Ябадоо довернулся к сосновой доске и стал уверять, что нет трещины.
– Я знаю, что говорю. Скажите ему, барон, что он дурак.
Шиллинг никогда не стеснялся выказать неуважение кому бы то ни было, если надо для дела. Он в самом деле все точно перевел, и Татноскэ с видимым удовольствием перевел в свою очередь.
Глава хэдских рыбаков спокойно поклонился.
– Спасибо. Благодарю за такие слова.
– Дальше. Что за треугольный брус?
– Сосна. Ширина семь сун, но в средней части ширина один сяку и шесть сун. По заказу адмирала таких две штуки.
– Икура дес-ка?[19]
– О-о! – Ябадоо вытянул дряблое лицо. Он как бы опасался теперь назвать цену.

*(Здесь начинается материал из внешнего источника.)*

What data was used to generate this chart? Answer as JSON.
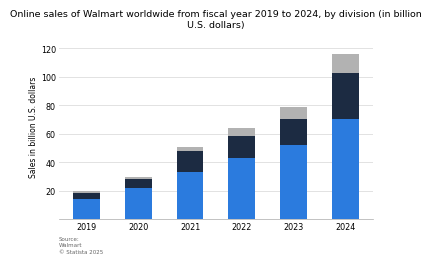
{
  "title": "Online sales of Walmart worldwide from fiscal year 2019 to 2024, by division (in billion\nU.S. dollars)",
  "years": [
    "2019",
    "2020",
    "2021",
    "2022",
    "2023",
    "2024"
  ],
  "walmart_us": [
    14.0,
    21.5,
    33.0,
    43.0,
    52.0,
    70.0
  ],
  "sams_intl": [
    4.5,
    6.5,
    15.0,
    15.5,
    18.0,
    33.0
  ],
  "other": [
    1.5,
    1.5,
    2.5,
    5.5,
    9.0,
    13.0
  ],
  "color_walmart": "#2b7bde",
  "color_sams": "#1c2b42",
  "color_other": "#b2b2b2",
  "ylabel": "Sales in billion U.S. dollars",
  "ylim": [
    0,
    130
  ],
  "yticks": [
    20,
    40,
    60,
    80,
    100,
    120
  ],
  "source_text": "Source:\nWalmart\n© Statista 2025",
  "bg_color": "#ffffff",
  "title_fontsize": 6.8,
  "axis_fontsize": 5.5,
  "tick_fontsize": 5.8
}
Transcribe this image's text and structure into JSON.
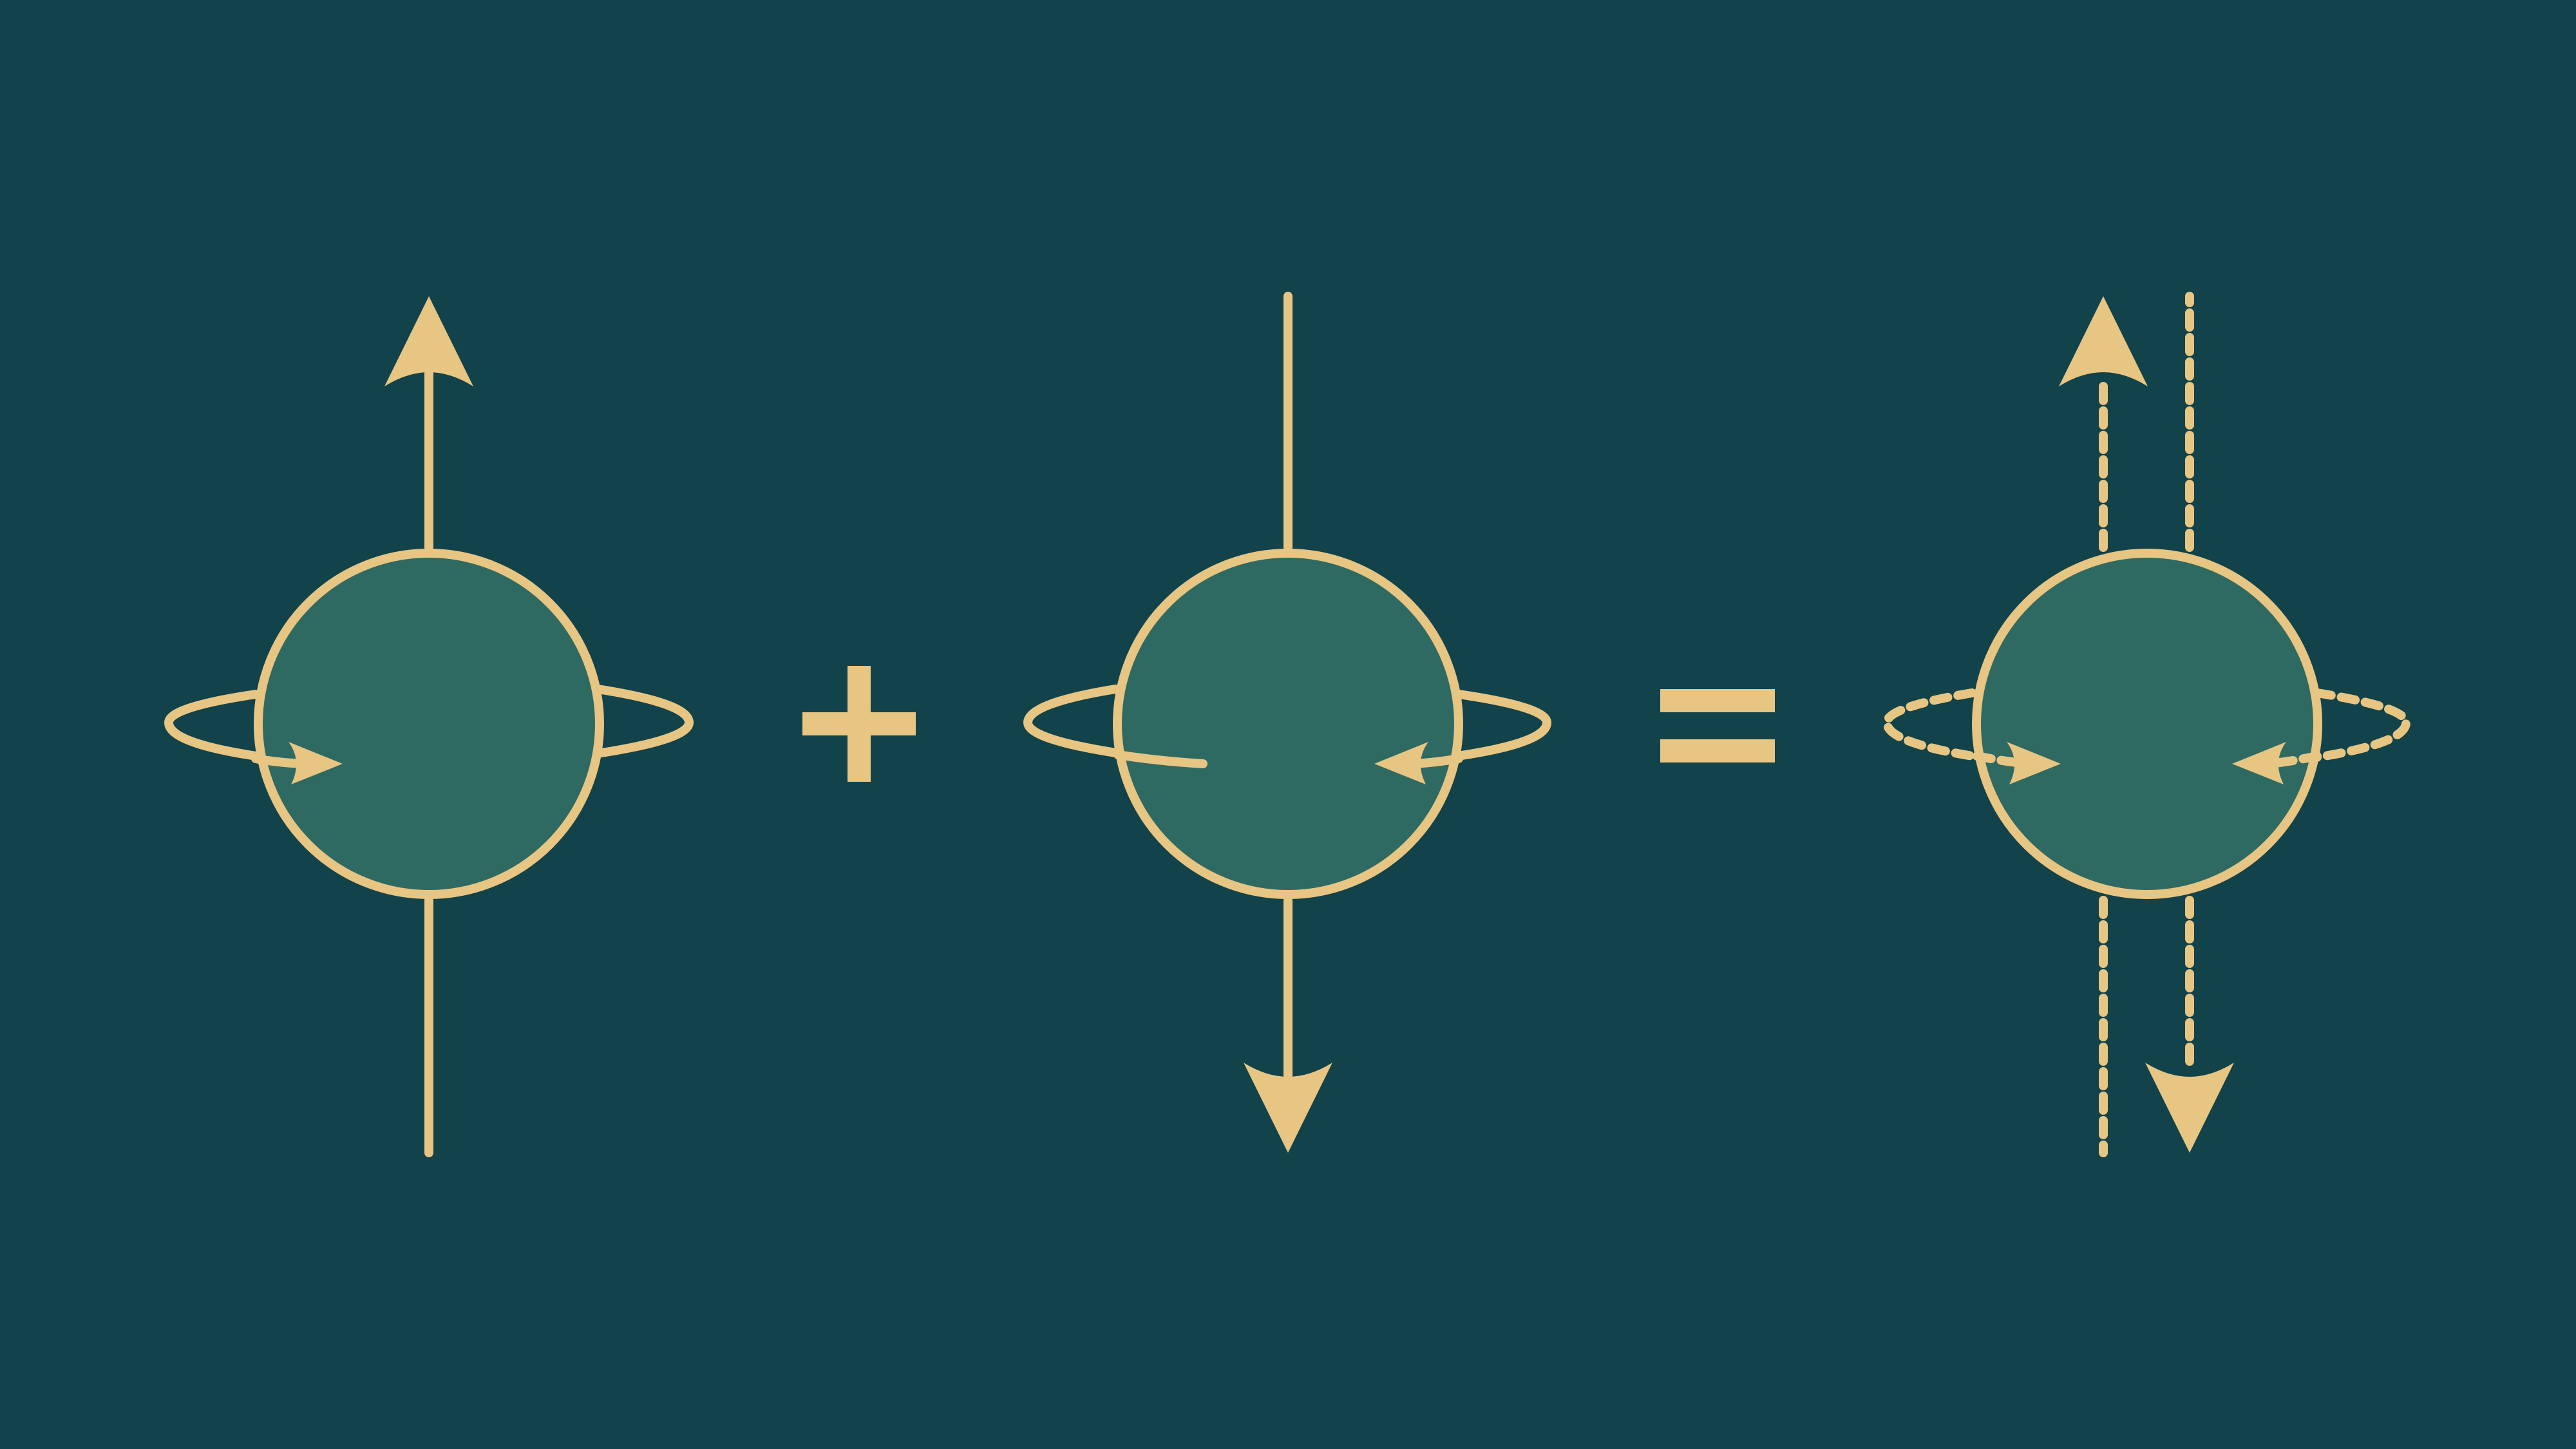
{
  "colors": {
    "background": "#12424A",
    "sphere_fill": "#2F6A62",
    "stroke": "#E7C583"
  },
  "diagram": {
    "panels": [
      {
        "id": "spin-up",
        "axis_arrow": "up",
        "rotation": "clockwise",
        "line_style": "solid"
      },
      {
        "id": "spin-down",
        "axis_arrow": "down",
        "rotation": "counterclockwise",
        "line_style": "solid"
      },
      {
        "id": "superposition",
        "axis_arrow": "both",
        "rotation": "both",
        "line_style": "dashed"
      }
    ],
    "operators": [
      "plus",
      "equals"
    ]
  }
}
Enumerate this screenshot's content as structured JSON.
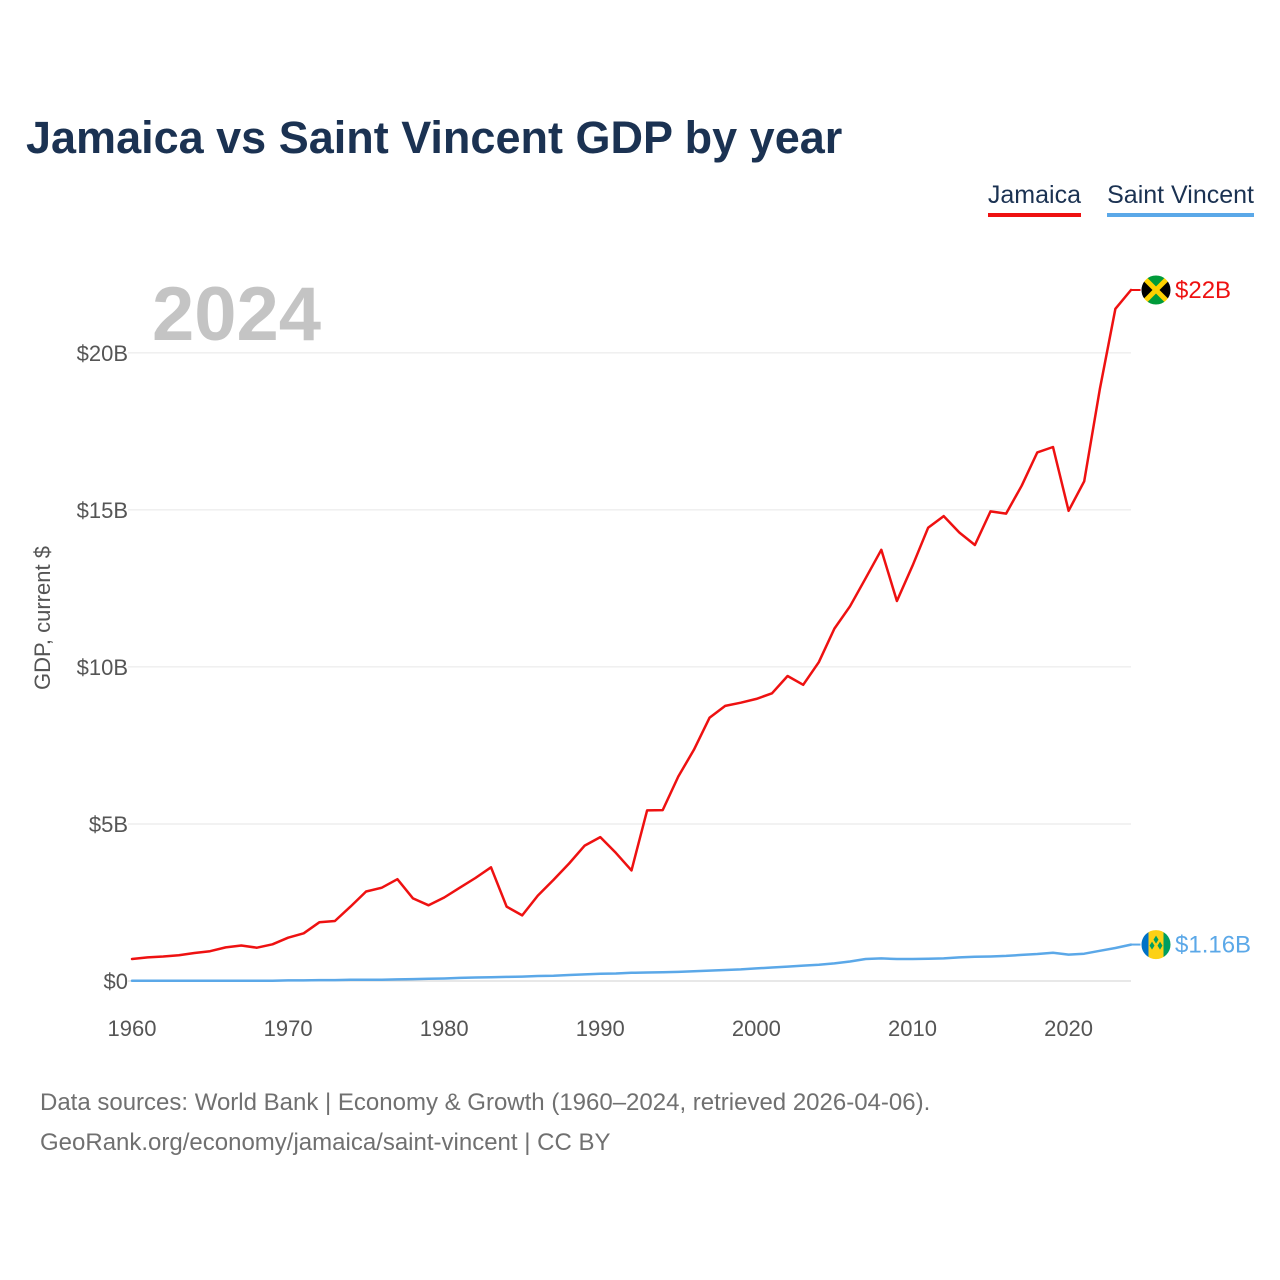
{
  "title": "Jamaica vs Saint Vincent GDP by year",
  "legend": [
    {
      "label": "Jamaica",
      "color": "#ee1111"
    },
    {
      "label": "Saint Vincent",
      "color": "#5ba8e8"
    }
  ],
  "footer": {
    "line1": "Data sources: World Bank | Economy & Growth (1960–2024, retrieved 2026-04-06).",
    "line2": "GeoRank.org/economy/jamaica/saint-vincent | CC BY"
  },
  "chart_data": {
    "type": "line",
    "title": "Jamaica vs Saint Vincent GDP by year",
    "year_label": "2024",
    "xlabel": "",
    "ylabel": "GDP, current $",
    "xlim": [
      1960,
      2024
    ],
    "ylim": [
      0,
      22
    ],
    "x_ticks": [
      {
        "value": 1960,
        "label": "1960"
      },
      {
        "value": 1970,
        "label": "1970"
      },
      {
        "value": 1980,
        "label": "1980"
      },
      {
        "value": 1990,
        "label": "1990"
      },
      {
        "value": 2000,
        "label": "2000"
      },
      {
        "value": 2010,
        "label": "2010"
      },
      {
        "value": 2020,
        "label": "2020"
      }
    ],
    "y_ticks": [
      {
        "value": 0,
        "label": "$0"
      },
      {
        "value": 5,
        "label": "$5B"
      },
      {
        "value": 10,
        "label": "$10B"
      },
      {
        "value": 15,
        "label": "$15B"
      },
      {
        "value": 20,
        "label": "$20B"
      }
    ],
    "units": "billions of current US$",
    "x": [
      1960,
      1961,
      1962,
      1963,
      1964,
      1965,
      1966,
      1967,
      1968,
      1969,
      1970,
      1971,
      1972,
      1973,
      1974,
      1975,
      1976,
      1977,
      1978,
      1979,
      1980,
      1981,
      1982,
      1983,
      1984,
      1985,
      1986,
      1987,
      1988,
      1989,
      1990,
      1991,
      1992,
      1993,
      1994,
      1995,
      1996,
      1997,
      1998,
      1999,
      2000,
      2001,
      2002,
      2003,
      2004,
      2005,
      2006,
      2007,
      2008,
      2009,
      2010,
      2011,
      2012,
      2013,
      2014,
      2015,
      2016,
      2017,
      2018,
      2019,
      2020,
      2021,
      2022,
      2023,
      2024
    ],
    "series": [
      {
        "name": "Jamaica",
        "color": "#ee1111",
        "end_label": "$22B",
        "values": [
          0.7,
          0.75,
          0.78,
          0.82,
          0.89,
          0.95,
          1.07,
          1.13,
          1.06,
          1.17,
          1.38,
          1.52,
          1.87,
          1.91,
          2.37,
          2.85,
          2.97,
          3.24,
          2.63,
          2.41,
          2.66,
          2.97,
          3.28,
          3.62,
          2.37,
          2.09,
          2.72,
          3.22,
          3.74,
          4.31,
          4.58,
          4.08,
          3.52,
          5.43,
          5.44,
          6.51,
          7.36,
          8.38,
          8.76,
          8.86,
          8.98,
          9.16,
          9.71,
          9.43,
          10.15,
          11.22,
          11.93,
          12.82,
          13.73,
          12.1,
          13.22,
          14.43,
          14.8,
          14.28,
          13.88,
          14.95,
          14.88,
          15.77,
          16.83,
          17.0,
          14.97,
          15.91,
          18.84,
          21.4,
          22.0
        ]
      },
      {
        "name": "Saint Vincent",
        "color": "#5ba8e8",
        "end_label": "$1.16B",
        "values": [
          0.01,
          0.01,
          0.01,
          0.01,
          0.01,
          0.01,
          0.01,
          0.01,
          0.01,
          0.01,
          0.02,
          0.02,
          0.03,
          0.03,
          0.04,
          0.04,
          0.04,
          0.05,
          0.06,
          0.07,
          0.08,
          0.1,
          0.11,
          0.12,
          0.13,
          0.14,
          0.16,
          0.17,
          0.19,
          0.21,
          0.23,
          0.24,
          0.26,
          0.27,
          0.28,
          0.29,
          0.31,
          0.33,
          0.35,
          0.37,
          0.4,
          0.43,
          0.46,
          0.49,
          0.52,
          0.56,
          0.62,
          0.7,
          0.72,
          0.7,
          0.7,
          0.71,
          0.72,
          0.75,
          0.77,
          0.78,
          0.8,
          0.83,
          0.86,
          0.9,
          0.84,
          0.87,
          0.96,
          1.05,
          1.16
        ]
      }
    ]
  }
}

На другой день, когда Колокольцов с переводчиком и Ябадоо явились в храм Хосенди, адмирал с всклокоченными волосами сидел за столом над вычерченными картами. Рядом с ним красный как рак штурманский поручик Елкин. Площадка, которую накануне показали японцы, негодна.
– Японцы лупят с нас бешеные деньги за каждую поделку и за любое бревно, – заговорил Колокольцов.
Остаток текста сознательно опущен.